Can we track the # of reduce tasks (and assume each reduce task is of equal weight) that are performed by each node?
Appreciate any responses/feedback.
You can make a custom chart to track MR activity and facet by host. Check out documentation of charting here:
The easiest thing to do is probably to click on your MapReduce, click on a TaskTracker, look at the Slot Utilzation chart, hover over the chart and click the dropdown and select Edit a Copy, then you'll see the following sql-like code at the top:
select (maps_running / (map_task_slots + reduce_task_slots)) * 100, (reduces_running / (map_task_slots + reduce_task_slots)) * 100 where entityName=$ROLENAME
Take out "where entityName=$ROLENAME" and you'll get a chart that shows for all role types. Then facet by hostname. (or you can have it all combined if you want to compare them all in one chart).

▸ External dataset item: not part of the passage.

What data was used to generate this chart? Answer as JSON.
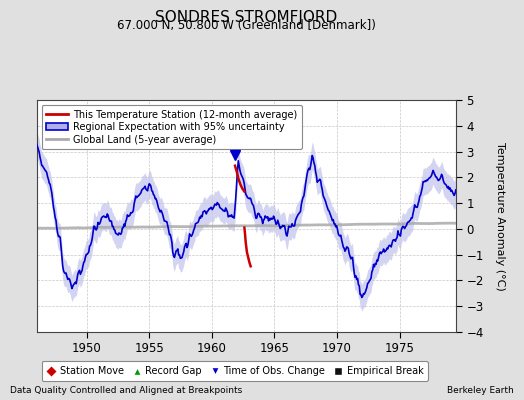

You may want to pick line chart instead of stack area. Save it somewhere, probably a custom view, and you can then easily find it again in the future from the Charts dropdown at the top of the CM UI.
This will give you a view with one chart per host showing slot utilization over time (or one combined chart for easy comparison, depending what you picked). To see a different time range, use the time slider.